Sights and sounds of the Gamecocks spring football practice
On the first day of South Carolina’s spring practices, Gamecocks defensive coordinator Travaris Robinson showed his players a film. It wasn’t a highlight video.
Instead, it was a collection of all the times South Carolina tipped a pass but failed to turn it into an interception, forced a fumble and then didn’t recover it or let an opponent hold the football in a precarious position without forcing it loose.
“I said, ‘These are the opportunities we missed, and this can’t happen,’ ” Robinson said. “For us to be the football team that we want to be and that we are capable of being, we have to make those plays. We have to get the tips and overthrows. When the ball is on the ground, we have to come up with the football. We had our opportunities, and we didn’t cash in on them.”
That, as much as anything, is the reason the Gamecocks slipped from 9-4 in 2017 to 7-6 in 2018, the coaches believe, and that will be the No. 1 emphasis in South Carolina’s 15 practices culminating in the April 6 spring game.
“In our points of emphasis for improving from last year, the No. 1 thing that jumps out at you is turnover margin,” head coach Will Muschamp said.
South Carolina finished 101st in the country last year in turnover margin at minus-5. That’s after finishing in the top 25 in the country in Muschamp’s first two seasons — 13th in 2017 at plus-11 and 24th in 2016 at plus-7.
“In six games of the seven we won, we won the turnover margin,” Muschamp said. “The Akron game was the only one where we were on the flip side of that, and we were a better team than they were so we were able to overcome it.”
The problem does not rest entirely with the South Carolina defense. The Gamecocks offense turned the ball over 21 times, which ranked 87th in the country. Fourteen of those giveaways were interceptions thrown by starting quarterback Jake Bentley.

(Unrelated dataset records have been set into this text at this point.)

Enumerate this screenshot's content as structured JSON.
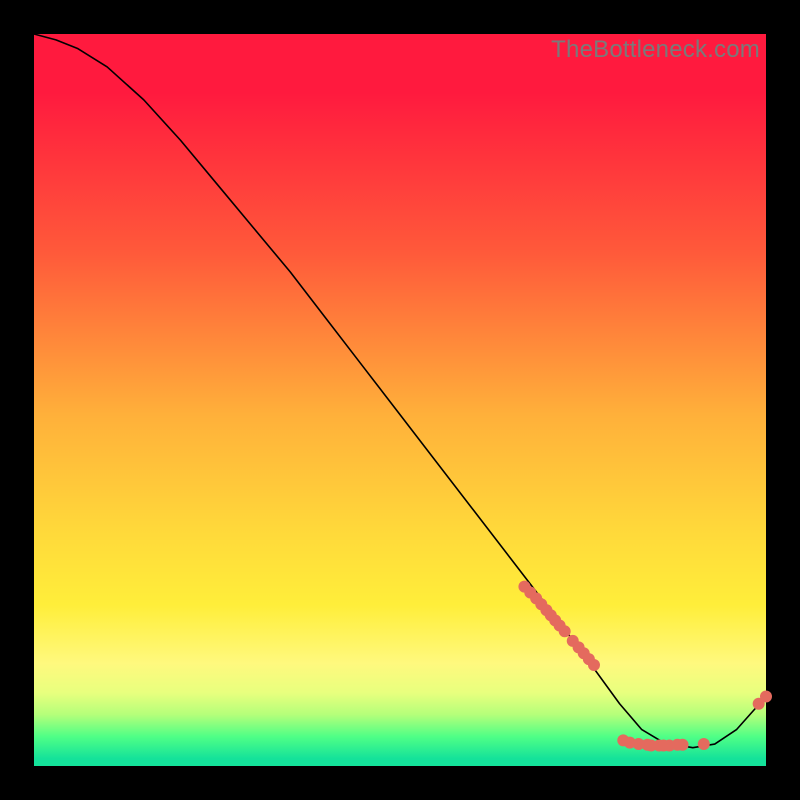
{
  "watermark": "TheBottleneck.com",
  "colors": {
    "dot": "#e46a5e",
    "curve": "#000000",
    "gradient_top": "#ff1a3e",
    "gradient_bottom": "#14e29a"
  },
  "chart_data": {
    "type": "line",
    "title": "",
    "xlabel": "",
    "ylabel": "",
    "xlim": [
      0,
      100
    ],
    "ylim": [
      0,
      100
    ],
    "grid": false,
    "curve_note": "Line descends from top-left, flattens at bottom ~x=82, rises again toward right edge. Y shown as percentage of plot height from bottom.",
    "curve": {
      "x": [
        0,
        3,
        6,
        10,
        15,
        20,
        25,
        30,
        35,
        40,
        45,
        50,
        55,
        60,
        65,
        70,
        73,
        76,
        80,
        83,
        86,
        90,
        93,
        96,
        100
      ],
      "y": [
        100,
        99.2,
        98,
        95.5,
        91,
        85.5,
        79.5,
        73.5,
        67.5,
        61,
        54.5,
        48,
        41.5,
        35,
        28.5,
        22,
        18,
        14,
        8.5,
        5,
        3.2,
        2.5,
        3.0,
        5.0,
        9.5
      ]
    },
    "series": [
      {
        "name": "dot-cluster-1",
        "comment": "dense short run of dots along the descending line segment",
        "x": [
          67.0,
          67.8,
          68.6,
          69.3,
          70.0,
          70.6,
          71.2,
          71.8,
          72.5,
          73.6,
          74.4,
          75.1,
          75.8,
          76.5
        ],
        "y": [
          24.5,
          23.7,
          22.9,
          22.1,
          21.3,
          20.6,
          19.9,
          19.2,
          18.4,
          17.1,
          16.2,
          15.4,
          14.6,
          13.8
        ]
      },
      {
        "name": "dot-cluster-2",
        "comment": "dots along the flat bottom / trough",
        "x": [
          80.5,
          81.4,
          82.6,
          83.8,
          84.3,
          85.4,
          86.0,
          86.8,
          87.9,
          88.6,
          91.5
        ],
        "y": [
          3.5,
          3.2,
          3.0,
          2.9,
          2.8,
          2.8,
          2.8,
          2.8,
          2.9,
          2.9,
          3.0
        ]
      },
      {
        "name": "dot-cluster-3",
        "comment": "two dots on the rising tail at right edge",
        "x": [
          99.0,
          100.0
        ],
        "y": [
          8.5,
          9.5
        ]
      }
    ]
  }
}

“The bottom line is, we need to take care of the ball,” Muschamp said. “We had 14 interceptions. They are not all on Jake, but that is far too many turnovers from that position and he understands that. That’s the No. 1 area where we’ve got to make improvement as a football team.”
The first day of spring practice, Wednesday, didn’t start off a lot better for the offense, from Robinson’s perspective.
“I thought the ball was on the ground a lot today,” Robinson said. “From a mindset standpoint, our mind is in the right place. I truly believe that. Coach Muschamp made an emphasis in front of the team today about how we are going to get the football and how it directly affects winning and losing.”
Last season, South Carolina’s young defenders often struggled with knowing when the secure a tackle and when to try to force a turnover, which led to letdowns on both fronts, Robinson said, and that will be a point of emphasis this spring with a more veteran unit.
“There are a lot of teachable moments as far as that is concerned as far as when we want to take a shot at the ball and when we want to secure the tackle and get the guy on the ground and making good decisions,” Robinson said.